This week brings us two stories in translation. First, “Six Days in Glorious Vienna,” at Hobart, is a quiet story with a punch. By Japanese author Yoko Ogawa and translated by Stephen Snyder, the story is part of the anthology A Kind of Compass: Stories on Distance, released on Thursday by Irish publisher Tramp Press. “Six Days” is indeed about distance, and not just the physical kind. It’s about the distance between past and present, youth and age, the living and the dying.
The story follows a young Japanese woman, our nameless narrator, who has treated herself to a trip to Vienna for her birthday. She shares a hotel room with a fellow Japanese tourist who signed up for the same travel package, an old widow named Kotoko who is quiet and timid and can’t read the alphabet. As it turns out, Kotoko isn’t in Vienna to see the sights. She’s there to visit a former lover who is dying in a nursing home. By some mix of begrudging compassion and duty, the young woman ends up taking Kotoko to the nursing home the first day. And then the next. And the next.
Yoko Ogawa’s descriptions are far more than sensory. Their details reveal character, meaning, emotion. Kotoko carries a purse packed full with chewing gum, throat spray, bottled water, a comb, anything you could possibly need, revealing a nervous and over-prepared woman. The hospice wing of the nursing home faces a sunny courtyard with a blooming garden, while inside the residents wait for death. When Kotoko finds her old lover, it’s only by the name at the end of the bed, all of the patients having been “cloaked in a shroud of old age that concealed their former appearance.” Ogawa’s words reveal so much with so little, such as in this next passage, right after Kotoko has kissed her unconscious lover’s cheek:
She took a damp tissue out of her bag and wiped away the lipstick and then found another and cleaned his mouth and around his eyes. Then for the longest time, she sat next to him, folding and unfolding the tissue, as if reluctant to throw it away.
The story feels quiet, like Kotoko, like the hospice wing. But there’s power in that reserve; it trembles just beneath the surface of the story like the withheld grief of a long death, waiting for release. Kotoko and the narrator return to the nursing home every day for the rest of the trip. They sit by the bedside. They eat lunch in the cafeteria. They stroll in the courtyard and surrounding woods. They wait for Kotoko’s lover to die. The young narrator never gets to see any of the sights of Vienna, but by the end, perhaps she has learned something no museum or walking tour could ever teach.
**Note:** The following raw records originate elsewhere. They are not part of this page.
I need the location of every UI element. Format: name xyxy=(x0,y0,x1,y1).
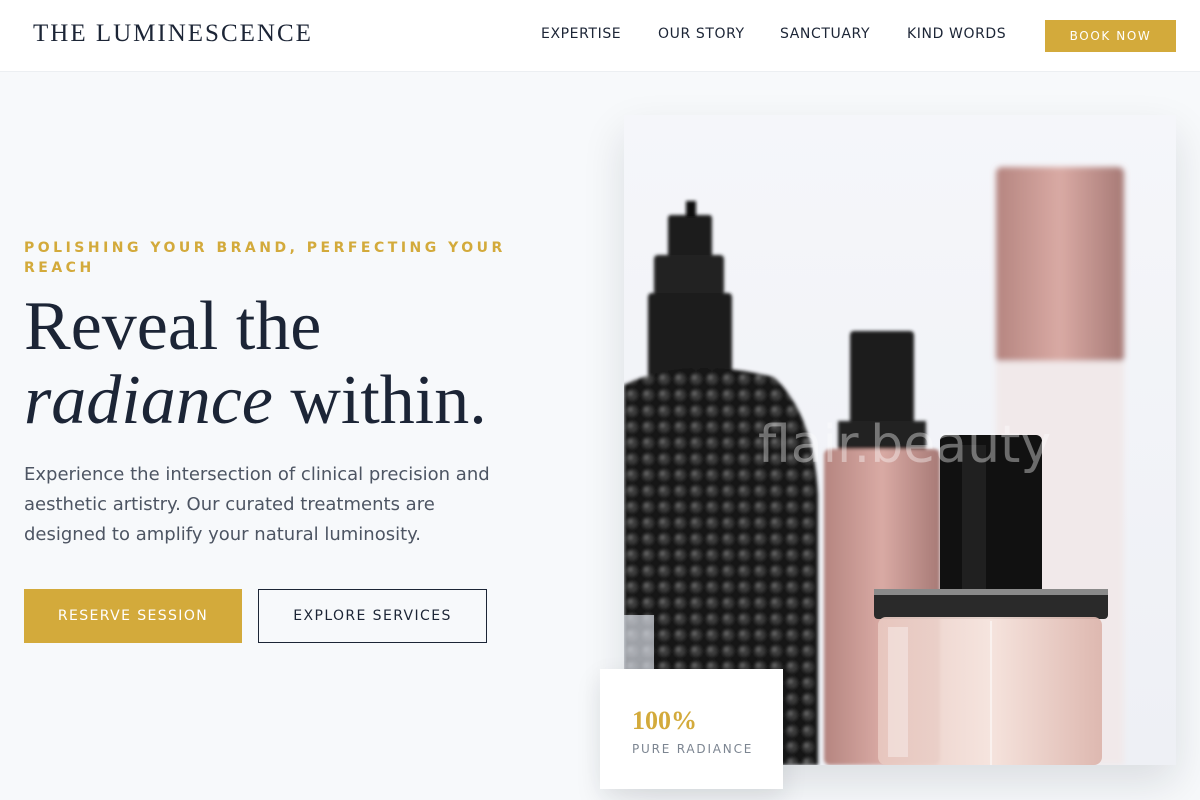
stat-value: 100% xyxy=(632,706,697,735)
headline-line-2-rest: within. xyxy=(272,362,487,439)
reserve-session-button[interactable]: RESERVE SESSION xyxy=(24,589,242,643)
stat-card: 100% PURE RADIANCE xyxy=(600,669,783,789)
nav-link-kind-words[interactable]: KIND WORDS xyxy=(907,26,1006,42)
stat-label: PURE RADIANCE xyxy=(632,742,754,756)
hero-eyebrow: POLISHING YOUR BRAND, PERFECTING YOUR RE… xyxy=(24,240,506,276)
headline-line-1: Reveal the xyxy=(24,288,322,365)
main-nav: EXPERTISE OUR STORY SANCTUARY KIND WORDS xyxy=(0,26,1200,46)
hero-product-image: flair.beauty xyxy=(624,115,1176,765)
image-watermark: flair.beauty xyxy=(758,415,1052,475)
nav-link-expertise[interactable]: EXPERTISE xyxy=(541,26,621,42)
hero-description: Experience the intersection of clinical … xyxy=(24,464,490,545)
site-header: THE LUMINESCENCE EXPERTISE OUR STORY SAN… xyxy=(0,0,1200,72)
headline-italic-word: radiance xyxy=(24,362,273,439)
explore-services-button[interactable]: EXPLORE SERVICES xyxy=(258,589,487,643)
book-now-button[interactable]: BOOK NOW xyxy=(1045,20,1176,52)
nav-link-our-story[interactable]: OUR STORY xyxy=(658,26,745,42)
nav-link-sanctuary[interactable]: SANCTUARY xyxy=(780,26,870,42)
hero-headline: Reveal the radiance within. xyxy=(24,290,584,438)
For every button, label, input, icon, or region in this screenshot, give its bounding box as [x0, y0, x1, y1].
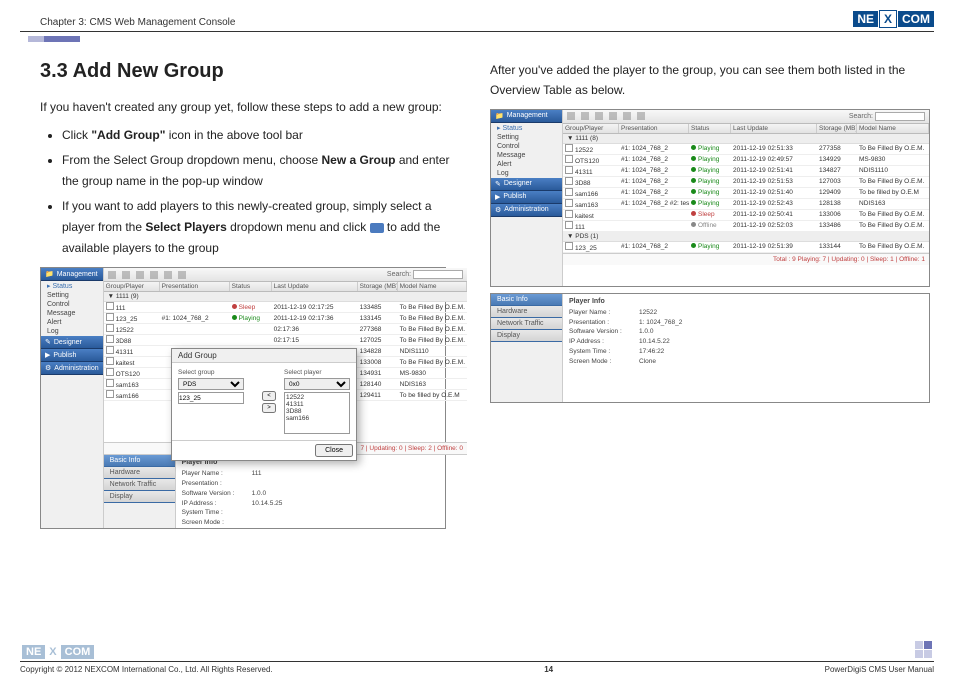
- delete-icon[interactable]: [609, 112, 617, 120]
- sidebar-publish[interactable]: ▶Publish: [41, 349, 103, 362]
- accent-stripe: [28, 36, 80, 42]
- sidebar-setting[interactable]: Setting: [41, 291, 103, 300]
- sidebar-management[interactable]: 📁Management: [41, 268, 103, 281]
- toolbar: Search:: [104, 268, 467, 282]
- table-header: Group/PlayerPresentationStatusLast Updat…: [104, 282, 467, 292]
- copyright: Copyright © 2012 NEXCOM International Co…: [20, 665, 273, 674]
- table-row[interactable]: 41311#1: 1024_768_2Playing2011-12-19 02:…: [563, 166, 929, 177]
- move-right-button[interactable]: >: [262, 403, 276, 413]
- sidebar: 📁Management ▸ Status Setting Control Mes…: [41, 268, 104, 528]
- table-row[interactable]: 111Sleep2011-12-19 02:17:25133485To Be F…: [104, 302, 467, 313]
- table-row[interactable]: OTS120#1: 1024_768_2Playing2011-12-19 02…: [563, 155, 929, 166]
- table-row[interactable]: 3D8802:17:15127025To Be Filled By O.E.M.: [104, 335, 467, 346]
- step-3: If you want to add players to this newly…: [62, 196, 464, 259]
- close-button[interactable]: Close: [315, 444, 353, 457]
- steps-list: Click "Add Group" icon in the above tool…: [40, 125, 464, 259]
- select-group-label: Select group: [178, 369, 254, 376]
- footer-logo: NEXCOM: [22, 642, 94, 660]
- sidebar-admin[interactable]: ⚙Administration: [41, 362, 103, 375]
- select-player[interactable]: 0x0: [284, 378, 350, 390]
- refresh-icon[interactable]: [567, 112, 575, 120]
- page-number: 14: [544, 665, 553, 674]
- sidebar-designer[interactable]: ✎Designer: [41, 336, 103, 349]
- search-input[interactable]: [413, 270, 463, 279]
- table-row[interactable]: 123_25#1: 1024_768_2Playing2011-12-19 02…: [563, 242, 929, 253]
- add-group-icon[interactable]: [122, 271, 130, 279]
- sidebar-alert[interactable]: Alert: [41, 318, 103, 327]
- screenshot-icon[interactable]: [136, 271, 144, 279]
- sidebar2-management[interactable]: 📁Management: [491, 110, 562, 123]
- step-1: Click "Add Group" icon in the above tool…: [62, 125, 464, 146]
- screenshot-icon[interactable]: [595, 112, 603, 120]
- search-label: Search:: [387, 271, 411, 278]
- section-title: 3.3 Add New Group: [40, 60, 464, 83]
- table-row[interactable]: sam163#1: 1024_768_2 #2: testPlaying2011…: [563, 199, 929, 210]
- add-icon: [370, 223, 384, 233]
- table-row[interactable]: 111Offline2011-12-19 02:52:03133486To Be…: [563, 221, 929, 232]
- export-icon[interactable]: [637, 112, 645, 120]
- nexcom-logo: NEXCOM: [853, 10, 934, 28]
- table-row[interactable]: 123_25#1: 1024_768_2Playing2011-12-19 02…: [104, 313, 467, 324]
- refresh-icon[interactable]: [108, 271, 116, 279]
- delete-icon[interactable]: [150, 271, 158, 279]
- player-listbox[interactable]: 12522413113D88sam166: [284, 392, 350, 434]
- grid-icon[interactable]: [164, 271, 172, 279]
- export-icon[interactable]: [178, 271, 186, 279]
- add-group-icon[interactable]: [581, 112, 589, 120]
- group-name-input[interactable]: [178, 392, 244, 404]
- screenshot-player-info: Basic Info Hardware Network Traffic Disp…: [490, 293, 930, 403]
- search-input-2[interactable]: [875, 112, 925, 121]
- select-player-label: Select player: [284, 369, 350, 376]
- sidebar-control[interactable]: Control: [41, 300, 103, 309]
- group-header[interactable]: ▼ 1111 (9): [104, 292, 467, 302]
- screenshot-overview: 📁Management ▸ Status Setting Control Mes…: [490, 109, 930, 287]
- move-left-button[interactable]: <: [262, 391, 276, 401]
- footer-deco: [915, 641, 932, 658]
- select-group[interactable]: PDS: [178, 378, 244, 390]
- right-intro: After you've added the player to the gro…: [490, 60, 930, 101]
- step-2: From the Select Group dropdown menu, cho…: [62, 150, 464, 192]
- popup-title: Add Group: [172, 349, 356, 363]
- manual-name: PowerDigiS CMS User Manual: [825, 665, 934, 674]
- tab-hardware[interactable]: Hardware: [104, 467, 175, 479]
- sidebar-message[interactable]: Message: [41, 309, 103, 318]
- table-row[interactable]: kaitestSleep2011-12-19 02:50:41133006To …: [563, 210, 929, 221]
- chapter-label: Chapter 3: CMS Web Management Console: [40, 17, 235, 28]
- table-row[interactable]: 1252202:17:36277368To Be Filled By O.E.M…: [104, 324, 467, 335]
- sidebar-status[interactable]: ▸ Status: [41, 281, 103, 291]
- table-row[interactable]: 12522#1: 1024_768_2Playing2011-12-19 02:…: [563, 144, 929, 155]
- tab-network[interactable]: Network Traffic: [104, 479, 175, 491]
- add-group-popup: Add Group Select group PDS < > Select pl…: [171, 348, 357, 461]
- table-row[interactable]: sam166#1: 1024_768_2Playing2011-12-19 02…: [563, 188, 929, 199]
- table-row[interactable]: 3D88#1: 1024_768_2Playing2011-12-19 02:5…: [563, 177, 929, 188]
- tab-display[interactable]: Display: [104, 491, 175, 503]
- tab-basic[interactable]: Basic Info: [104, 455, 175, 467]
- intro-paragraph: If you haven't created any group yet, fo…: [40, 97, 464, 117]
- sidebar-log[interactable]: Log: [41, 327, 103, 336]
- grid-icon[interactable]: [623, 112, 631, 120]
- tab-basic-2[interactable]: Basic Info: [491, 294, 562, 306]
- screenshot-add-group: 📁Management ▸ Status Setting Control Mes…: [40, 267, 446, 529]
Also in translation this week, “Everything Good That I Know I Learned From Women” by Mexican writer Tryno Maldonado is up at Electric Literature’s Recommended Reading. You can read the English translation by Janet Hendrickson or, for the bilingual among us, leer el original en español. As Guest Editor Jennifer Croft, founder of Buenos Aires Review, writes in her introduction, Maldonado manages, through thirteen short vignettes, to show us not just a boy’s childhood, but also to “interrogate class, gender, sexuality, nation and national identity, the origins of meaning, the origins of violence, political corruption, unions, psychoanalysis, Cormac McCarthy, and more.”
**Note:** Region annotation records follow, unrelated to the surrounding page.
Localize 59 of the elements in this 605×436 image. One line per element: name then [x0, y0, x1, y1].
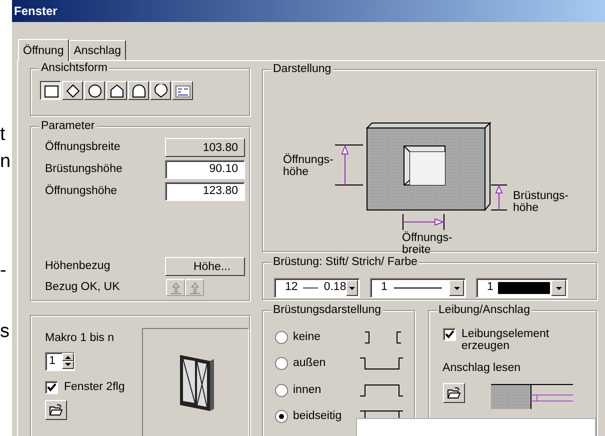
parapet-dimension	[490, 184, 508, 210]
caret-icon[interactable]	[348, 286, 356, 290]
group-title: Brüstung: Stift/ Strich/ Farbe	[271, 256, 420, 269]
option-label: beidseitig	[293, 408, 343, 424]
dropdown[interactable]: 12 0.18	[274, 278, 360, 298]
shape-button[interactable]	[40, 81, 61, 100]
checkbox[interactable]	[442, 328, 456, 341]
radio-button[interactable]	[275, 410, 288, 423]
parapet-symbol-icon	[359, 384, 404, 397]
dimension-label: Öffnungs- breite	[402, 232, 452, 256]
field-label: Öffnungshöhe	[45, 183, 118, 199]
option-label: innen	[293, 382, 322, 398]
group-title: Leibung/Anschlag	[436, 304, 532, 317]
field-label: Öffnungsbreite	[45, 139, 120, 155]
input-field[interactable]: 90.10	[165, 160, 245, 179]
width-dimension	[402, 214, 444, 230]
dimension-label: Brüstungs- höhe	[513, 190, 569, 214]
radio-button[interactable]	[275, 357, 288, 370]
group-title: Darstellung	[271, 63, 334, 76]
input-field[interactable]: 123.80	[165, 182, 245, 201]
field-label: Höhenbezug	[45, 258, 110, 274]
caret-icon[interactable]	[452, 286, 460, 290]
background-text: t	[0, 125, 6, 144]
dropdown[interactable]: 1	[476, 278, 568, 298]
spinner-field[interactable]: 1	[45, 352, 75, 371]
folder-icon	[446, 387, 461, 400]
line-sample-icon	[302, 286, 318, 290]
background-text: s	[0, 322, 10, 341]
field-label: Anschlag lesen	[442, 361, 522, 376]
option-label: keine	[293, 330, 322, 345]
open-folder-button[interactable]	[442, 383, 465, 404]
radio-button[interactable]	[275, 384, 288, 397]
line-sample-icon	[392, 286, 442, 290]
checkbox-label: Fenster 2flg	[64, 380, 125, 394]
arrow-up-icon[interactable]	[63, 354, 73, 360]
field-label: Brüstungshöhe	[45, 162, 122, 177]
radio-button[interactable]	[275, 331, 288, 344]
window-icon	[180, 355, 214, 412]
background-text: -	[0, 261, 8, 280]
parapet-symbol-icon	[359, 357, 404, 370]
option-label: außen	[293, 356, 327, 372]
dropdown[interactable]: 1	[370, 278, 466, 298]
folder-icon	[49, 404, 63, 416]
checkbox-label: Leibungselement erzeugen	[462, 328, 550, 352]
field-label: Bezug OK, UK	[45, 280, 121, 295]
background-text: n	[0, 152, 12, 171]
group-title: Brüstungsdarstellung	[271, 304, 384, 317]
value-button[interactable]: 103.80	[165, 138, 245, 157]
checkbox[interactable]	[45, 380, 58, 394]
tab[interactable]: Anschlag	[68, 40, 126, 60]
open-folder-button[interactable]	[45, 400, 67, 420]
arrow-down-icon[interactable]	[63, 362, 73, 368]
height-dimension	[334, 144, 364, 186]
caret-icon[interactable]	[554, 286, 562, 290]
window-title: Fenster	[14, 4, 58, 18]
dimension-label: Öffnungs- höhe	[283, 154, 334, 178]
field-label: Makro 1 bis n	[45, 331, 116, 346]
tab[interactable]: Öffnung	[18, 39, 69, 61]
hoehe-button[interactable]: Höhe...	[165, 256, 245, 276]
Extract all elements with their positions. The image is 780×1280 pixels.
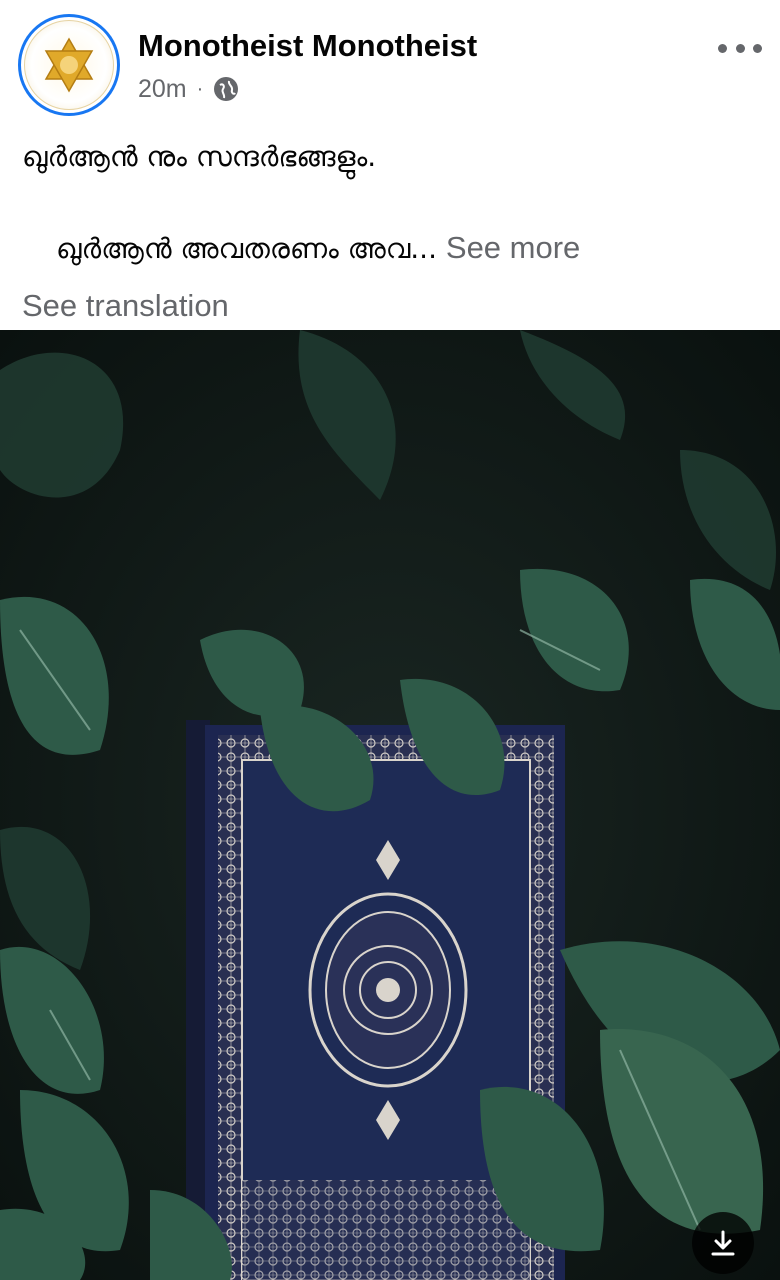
globe-icon [213, 76, 239, 102]
download-button[interactable] [692, 1212, 754, 1274]
more-options-icon [718, 43, 727, 53]
post-text-preview: ഖുർആൻ അവതരണം അവ... [56, 232, 437, 265]
download-icon [711, 1230, 735, 1256]
avatar-logo [24, 20, 114, 110]
more-options-icon [753, 43, 762, 53]
avatar[interactable] [18, 14, 120, 116]
more-options-button[interactable] [718, 34, 762, 62]
post-time[interactable]: 20m [138, 75, 187, 104]
meta-separator: · [196, 77, 204, 100]
quran-ivy-image [0, 330, 780, 1280]
see-more-link[interactable]: See more [446, 230, 580, 265]
post-header: Monotheist Monotheist 20m · [0, 0, 780, 120]
author-name[interactable]: Monotheist Monotheist [138, 28, 477, 64]
more-options-icon [735, 43, 745, 53]
post-meta: 20m · [138, 74, 239, 104]
see-translation-link[interactable]: See translation [22, 288, 229, 324]
post-photo[interactable] [0, 330, 780, 1280]
post-text-line1: ഖുർആൻ നും സന്ദർഭങ്ങളും. [22, 140, 377, 173]
star-of-david-logo [44, 37, 94, 93]
post-text-line2: ഖുർആൻ അവതരണം അവ... See more [56, 230, 580, 266]
post-text: ഖുർആൻ നും സന്ദർഭങ്ങളും. ഖുർആൻ അവതരണം അവ.… [22, 140, 760, 265]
The story is funny, sensitive, irreverent, and, at times, disturbing. It abruptly shifts from laughter-inducing anecdotes to brutality and back again. Take the opening lines:
My mother is a teacher. A preschool teacher. If you want to fuck up a man’s amorous relationships with women for he rest of his life, there’s no more efficient method than this: sign him up for his mother’s preschool class. Good luck, Freud!
And later in the same paragraph, this:
That afternoon my grandmother Amparo told me I would burn in hell for being a pig, and she put out the embers of her cigar on the back of my hand as a taste of what was reserved for me there.
“Everything Good” is a layered story, seemingly light but so, so heavy. It’s also another wonderful story from a writer just across the language divide, largely unknown in the United States but celebrated in his own language. So let’s all take a moment this week to appreciate the work of the translators who give us precious access to works like these. And, translators, keep ‘em coming!